Sea Of Tranquility
2003 . :
Hungary’s After Crying are back with a new studio album after releasing consecutive live albums over the last few years. Show is somewhat of a departure for the band, as the overall sound of the group is moving away from their trademark “acoustic chamber rock” style of the earlier albums, to a keyboard oriented symphonic sound featuring lots more vocals that one would associate with the group in the past. Regardless of the subtle changes, the band has lost none of their penchant for bombastic melodies and sweeping instrumental passages.
“NWC-New World Coming” is as commercial as After Crying have ever gotten, as this sing along anthem features the strong vocals of Batky “BZ” Zoltan, who tells the tale of an individual who is hesitant to move forward in an ever changing world, and yearns for the past. The band roars into explosive symphonic fury on the instrumental “Invisible Legion”, with raging horns, strings, and walls of keyboards. Guitarist Torma Ferenc takes the lead on the brief “Face to Face”, a mysterious little number with layers of keyboards and melodic trumpet lines. Female vocalist Andrejszki Judit turns in a wispy performance on “Welcome on Board”, an ethereal piece that is a real departure for the band.
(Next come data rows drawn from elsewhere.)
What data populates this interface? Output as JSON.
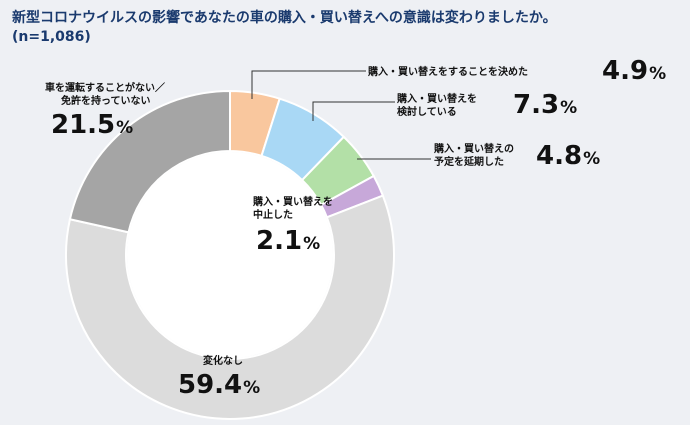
{
  "chart_data": {
    "type": "pie",
    "title": "新型コロナウイルスの影響であなたの車の購入・買い替えへの意識は変わりましたか。",
    "subtitle": "(n=1,086)",
    "unit": "%",
    "slices": [
      {
        "label": "購入・買い替えをすることを決めた",
        "value": 4.9,
        "color": "#f9c79e"
      },
      {
        "label": "購入・買い替えを検討している",
        "value": 7.3,
        "color": "#a9d8f5"
      },
      {
        "label": "購入・買い替えの予定を延期した",
        "value": 4.8,
        "color": "#b3e0a7"
      },
      {
        "label": "購入・買い替えを中止した",
        "value": 2.1,
        "color": "#c7a8d9"
      },
      {
        "label": "変化なし",
        "value": 59.4,
        "color": "#dcdcdc"
      },
      {
        "label": "車を運転することがない／免許を持っていない",
        "value": 21.5,
        "color": "#a5a5a5"
      }
    ],
    "display": {
      "slice_labels": [
        [
          "購入・買い替えをすることを決めた"
        ],
        [
          "購入・買い替えを",
          "検討している"
        ],
        [
          "購入・買い替えの",
          "予定を延期した"
        ],
        [
          "購入・買い替えを",
          "中止した"
        ],
        [
          "変化なし"
        ],
        [
          "車を運転することがない／",
          "免許を持っていない"
        ]
      ],
      "value_labels": [
        "4.9",
        "7.3",
        "4.8",
        "2.1",
        "59.4",
        "21.5"
      ]
    }
  }
}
Cellist Pejtsik Peter puts on a show on the gorgeous “Paradise Lost”, a sensuous instrumental that harkens back to the style of the bands earlier efforts. Sadly, at just under three minutes long it’s a tad too short. “Remote Control” is a rocking neo-prog number, another real departure for the band, with aggressive guitars, bubbling synths, and symphonic horns, to go along with the melodic vocals of Zoltan. He has a fine voice, but I wonder if it would have been better for him to sing in his native tongue rather than struggle through some of the English pronunciations? At just over nine minutes, this is one of the longer pieces on the CD, and it really worked for me, showing a side to the band that we have never seen before. The contrast between the chunky guitars, funky horns, and wild keyboards is quite intriguing. Next up is the futuristic “Technopolis”, complete with spoken word narration from Gorgenyi Tamas, eerie sythnesizer chips, and yearning guitar lines. Mid-way through this one the band shifts gears, as it becomes an almost ELP styled romp with classical piano excursions and blazing synths. After the short piano-lounge instrumental “Globevillage At Night”, comes the raging menace of “Bone Squad”, with full horn section and distorted guitars, ultimately ruined by annoying, gravely vocals (they were trying to have the vocals fit the mood of the lyrics, but it really doesn’t work in my opinion.)
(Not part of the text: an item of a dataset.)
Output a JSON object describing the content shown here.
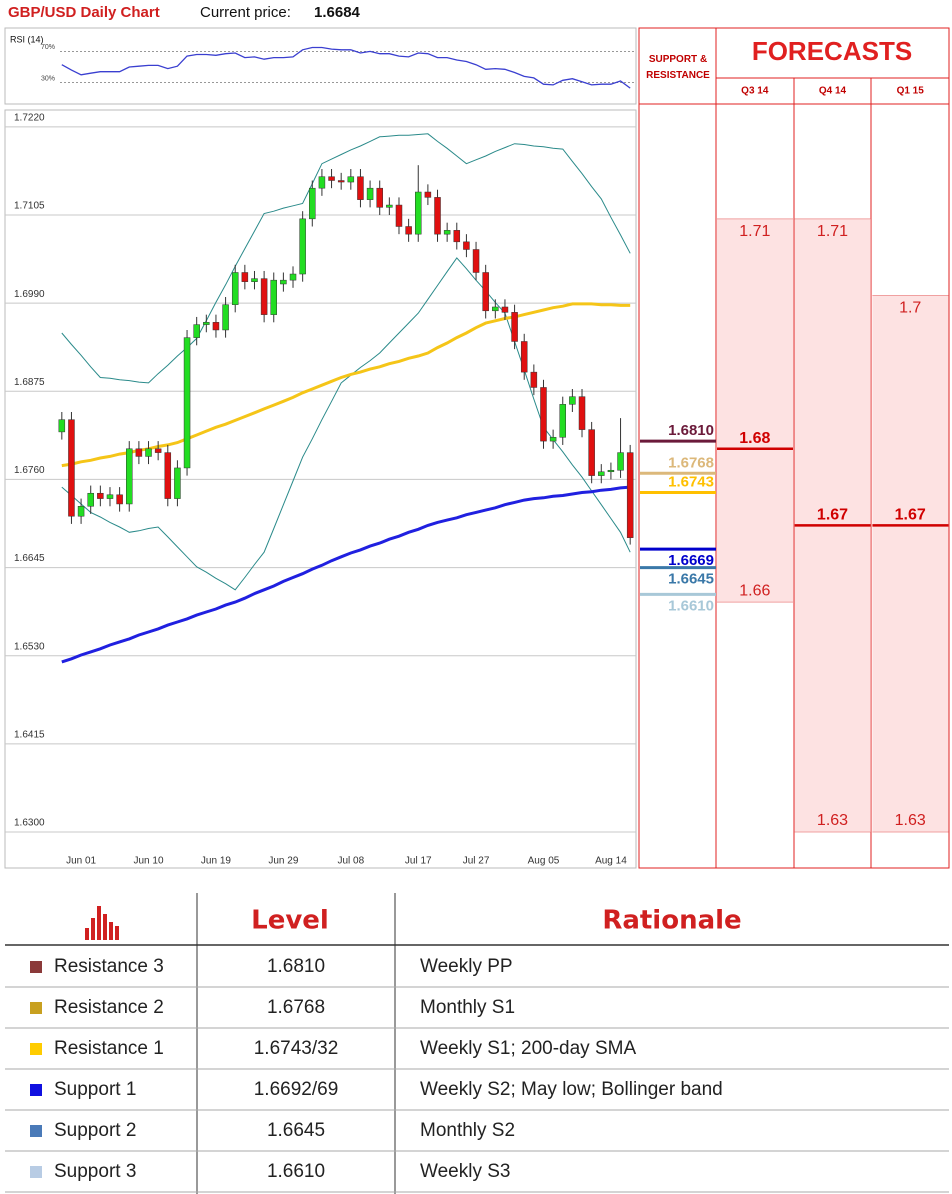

“Wanna Be a Member” starts of with some great lead synth lines, but then turns into a techno-rap mess with Latin horns. Not sure what they were thinking here. The requisite epic on the album is the 15-minute “Secret Service”, a real enjoyable piece that ties in many styles and manages to remain intoxicating all the way through. Lots of cello, piano, electric guitar, trumpet, and melodic vocals on this one, which all combine for quite the alluring listening experience. The last two numbers are real keyboard workouts; the Yes flavored “Farewell” and the Latin tinged “Life Must Go On”, both excellent songs that showcase the instrumental talents of keyboard players Lengyel Zoltan and Winkler Balazs.
In summary, it’s obvious that After Crying has tried to modern their sound and truly progress their style. How the majority of their fans take to it is another issue, but I think they have created a varied platter of music here, not all of which works, but you have to give them credit for taking some risks. It will be interesting to see where they go from here.